Good points about unlocked BL. Every phone I've had with an unlocked bootloader, I also had root. If I have an unlocked bootloader but run a stock image, I see bobby and 96cardboard are offering different reports of whether that will result in apps like banking apps, Play Store certification, and GPay deciding that they won't allow normal functioning. Anyone else have recent experience on this?
If I can run stock with unlocked bootloader, then I might be more in the camp to have the unlocked BL but not root, at least initially. I like the idea that if somehow an update or some other Android bug borks the OS and/or boot partitions, I could potentially fastboot install a stock copy of the OS and have a chance of recovering my data, whereas with the locked bootloader, it seems the options are limited/none, correct (sorry, haven't had to try and recovery from that situation in the past, so maybe I just don't know/understand the tools available)? I just know from past experience that it seemed like an unlocked bootloader was required and also know that unlocking wipes all data in the process. Not sure if there's a reliable way to get a phone to back up user data to a computer via ADB that can be restored even when the OS isn't working, but also don't have experience trying to use ADB backup with a functioning phone (used to do nandroid backups and they saved my butt a time or two).
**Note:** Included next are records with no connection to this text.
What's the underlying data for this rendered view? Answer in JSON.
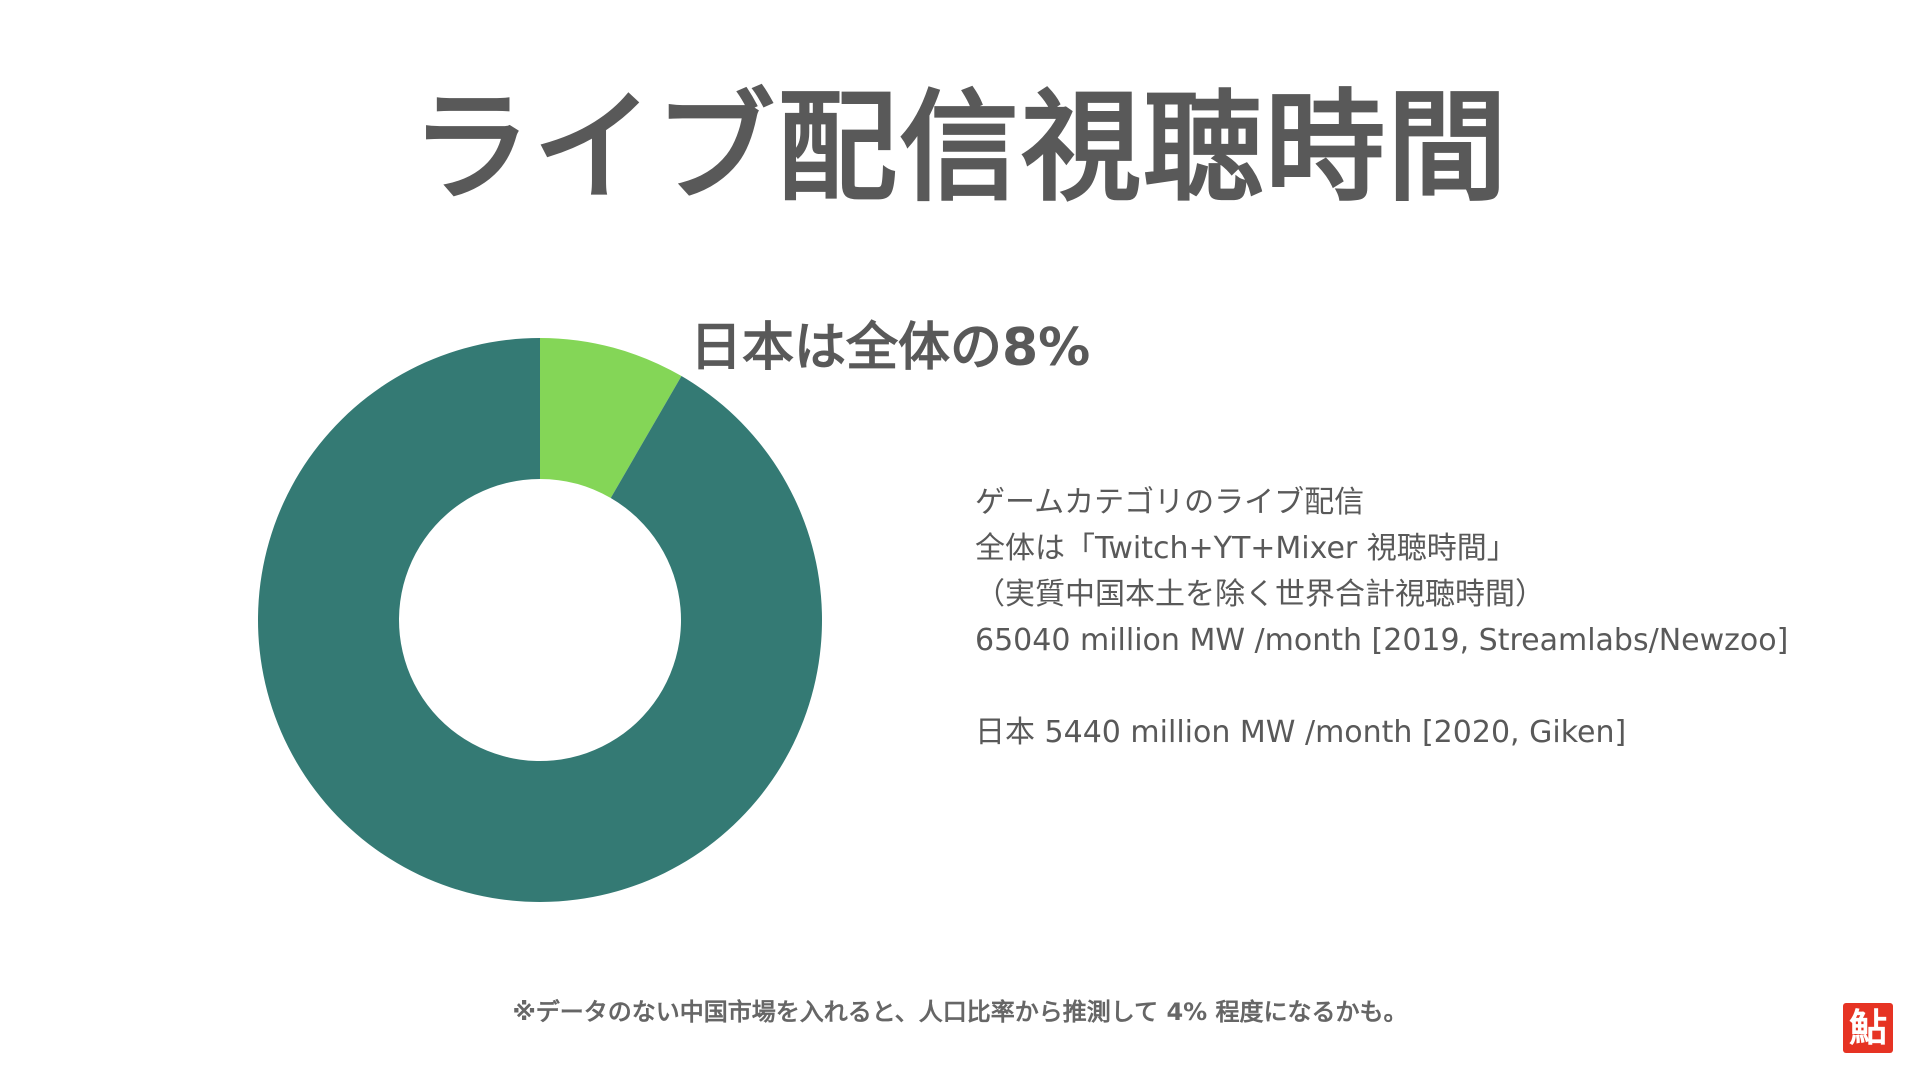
{
  "slide": {
    "title": "ライブ配信視聴時間",
    "headline": "日本は全体の8%",
    "notes": [
      "ゲームカテゴリのライブ配信",
      "全体は「Twitch+YT+Mixer 視聴時間」",
      "（実質中国本土を除く世界合計視聴時間）",
      "65040 million MW /month [2019, Streamlabs/Newzoo]",
      "",
      "日本 5440 million MW /month [2020, Giken]"
    ],
    "footnote": "※データのない中国市場を入れると、人口比率から推測して 4% 程度になるかも。",
    "logo_text": "鮎"
  },
  "chart_data": {
    "type": "pie",
    "donut": true,
    "title": "",
    "legend": "none",
    "slices": [
      {
        "value": 5440,
        "color": "#84d657"
      },
      {
        "value": 59600,
        "color": "#347a74"
      }
    ]
  }
}
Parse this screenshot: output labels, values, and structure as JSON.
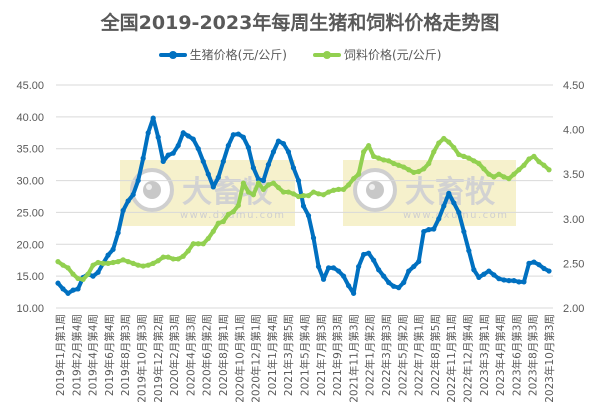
{
  "chart_data": {
    "type": "line",
    "title": "全国2019-2023年每周生猪和饲料价格走势图",
    "xlabel": "",
    "ylabel_left": "生猪价格(元/公斤)",
    "ylabel_right": "饲料价格(元/公斤)",
    "ylim_left": [
      10,
      45
    ],
    "ylim_right": [
      2.0,
      4.5
    ],
    "yticks_left": [
      "10.00",
      "15.00",
      "20.00",
      "25.00",
      "30.00",
      "35.00",
      "40.00",
      "45.00"
    ],
    "yticks_right": [
      "2.00",
      "2.50",
      "3.00",
      "3.50",
      "4.00",
      "4.50"
    ],
    "grid": true,
    "legend_position": "top",
    "categories": [
      "2019年1月第1周",
      "2019年2月第4周",
      "2019年4月第4周",
      "2019年6月第4周",
      "2019年8月第3周",
      "2019年10月第3周",
      "2019年12月第2周",
      "2020年2月第3周",
      "2020年4月第3周",
      "2020年6月第2周",
      "2020年8月第1周",
      "2020年10月第1周",
      "2020年12月第1周",
      "2021年1月第4周",
      "2021年3月第5周",
      "2021年5月第4周",
      "2021年7月第3周",
      "2021年9月第3周",
      "2021年11月第3周",
      "2022年1月第2周",
      "2022年3月第3周",
      "2022年5月第2周",
      "2022年7月第1周",
      "2022年8月第5周",
      "2022年11月第1周",
      "2022年12月第4周",
      "2023年3月第1周",
      "2023年4月第4周",
      "2023年6月第3周",
      "2023年8月第3周",
      "2023年10月第3周"
    ],
    "series": [
      {
        "name": "生猪价格(元/公斤)",
        "axis": "left",
        "color": "#0070C0",
        "values": [
          13.9,
          13.0,
          12.3,
          12.8,
          13.0,
          14.8,
          15.3,
          15.0,
          15.6,
          17.0,
          18.3,
          19.2,
          21.8,
          25.3,
          26.8,
          27.8,
          30.0,
          33.5,
          37.5,
          39.8,
          36.8,
          33.0,
          34.0,
          34.3,
          35.5,
          37.5,
          37.0,
          36.5,
          35.0,
          33.0,
          31.0,
          29.0,
          30.5,
          33.0,
          35.5,
          37.2,
          37.3,
          36.8,
          35.2,
          32.0,
          30.2,
          30.0,
          32.5,
          34.5,
          36.2,
          35.8,
          34.5,
          32.0,
          30.0,
          26.0,
          24.5,
          21.0,
          16.5,
          14.5,
          16.3,
          16.3,
          15.8,
          15.0,
          13.5,
          12.3,
          16.5,
          18.4,
          18.6,
          17.5,
          16.0,
          15.0,
          14.0,
          13.4,
          13.2,
          14.0,
          15.8,
          16.5,
          17.3,
          22.0,
          22.3,
          22.4,
          24.0,
          26.0,
          28.0,
          26.5,
          25.0,
          22.0,
          19.0,
          16.0,
          14.8,
          15.3,
          15.8,
          15.2,
          14.6,
          14.4,
          14.3,
          14.3,
          14.1,
          14.1,
          17.0,
          17.2,
          16.8,
          16.2,
          15.8
        ]
      },
      {
        "name": "饲料价格(元/公斤)",
        "axis": "right",
        "color": "#92D050",
        "values": [
          2.52,
          2.48,
          2.45,
          2.38,
          2.33,
          2.32,
          2.38,
          2.48,
          2.51,
          2.5,
          2.5,
          2.51,
          2.52,
          2.54,
          2.52,
          2.5,
          2.48,
          2.47,
          2.48,
          2.5,
          2.53,
          2.57,
          2.57,
          2.55,
          2.55,
          2.58,
          2.64,
          2.72,
          2.72,
          2.72,
          2.78,
          2.86,
          2.95,
          2.97,
          3.05,
          3.08,
          3.15,
          3.4,
          3.3,
          3.27,
          3.4,
          3.33,
          3.38,
          3.4,
          3.35,
          3.3,
          3.3,
          3.28,
          3.25,
          3.26,
          3.26,
          3.3,
          3.28,
          3.27,
          3.3,
          3.32,
          3.33,
          3.33,
          3.38,
          3.45,
          3.5,
          3.75,
          3.82,
          3.7,
          3.68,
          3.66,
          3.65,
          3.62,
          3.6,
          3.58,
          3.55,
          3.52,
          3.53,
          3.56,
          3.62,
          3.75,
          3.85,
          3.9,
          3.86,
          3.8,
          3.72,
          3.7,
          3.68,
          3.65,
          3.62,
          3.56,
          3.5,
          3.47,
          3.5,
          3.47,
          3.45,
          3.5,
          3.55,
          3.6,
          3.67,
          3.7,
          3.64,
          3.6,
          3.55
        ]
      }
    ]
  },
  "header": {
    "title": "全国2019-2023年每周生猪和饲料价格走势图"
  },
  "legend": [
    {
      "label": "生猪价格(元/公斤)",
      "color": "#0070C0"
    },
    {
      "label": "饲料价格(元/公斤)",
      "color": "#92D050"
    }
  ],
  "watermark": {
    "brand": "大畜牧",
    "url": "www.dxumu.com"
  }
}
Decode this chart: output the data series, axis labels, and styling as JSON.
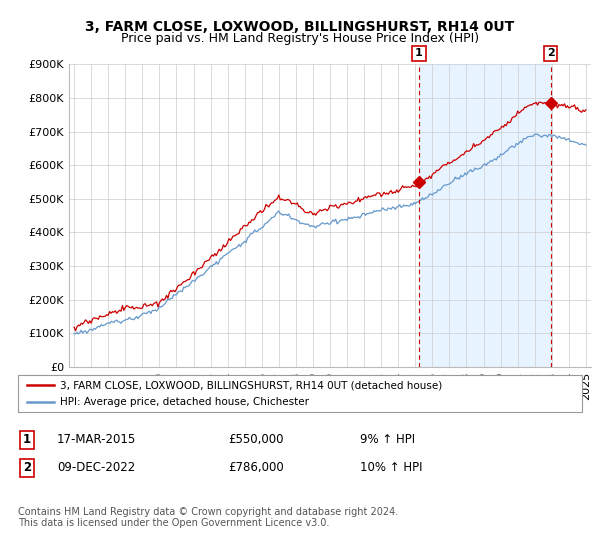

@Nateg900t You're not going to trash the os with an update. You might with root if you don't know what the new root process is. But why not just make a backup with an app or two and keep it offline. No adb needed. And copy your important pics too. But I do understand what possibilities there are with an unlocked bl.
What I sometimes do is make a full Google backup and an SMS, call log backup. Then I'll flip the OEM switch just in case I need to unlock. I actually have it flipped now because I'm on QPR1 b2. Now that can bork something. If I needed to wipe I could recover about 90+% within about 30 minutes. If you want to bl lock due to some app or something then a full wipe is needed. Oh how I miss nandroid backups.
Keep asking your questions all over and make an informed decision. Enjoy the device it's pretty awesome.
Ahh, good call on flipping the oem unlock switch.
What app are you using to make app backups? Helium? I don't do full Google backup because I don't pay for extra cloud storage. But I was going to try making the full adb backup and seeing if I can use that and restore my old pixel 3 (once it is transfered to the new 7, just before I wipe it for trade in... At that point it won't matter if the restore doesn't work and it will be nice to test and get the experience for backing up the 7 via adb..
For pics, already using an app that uploads pics to my NAS each night overnight.
Going to give private dns via adguard a try instead of adaway and with that and backup/restore capabilities, I think that will cover my root needs these days.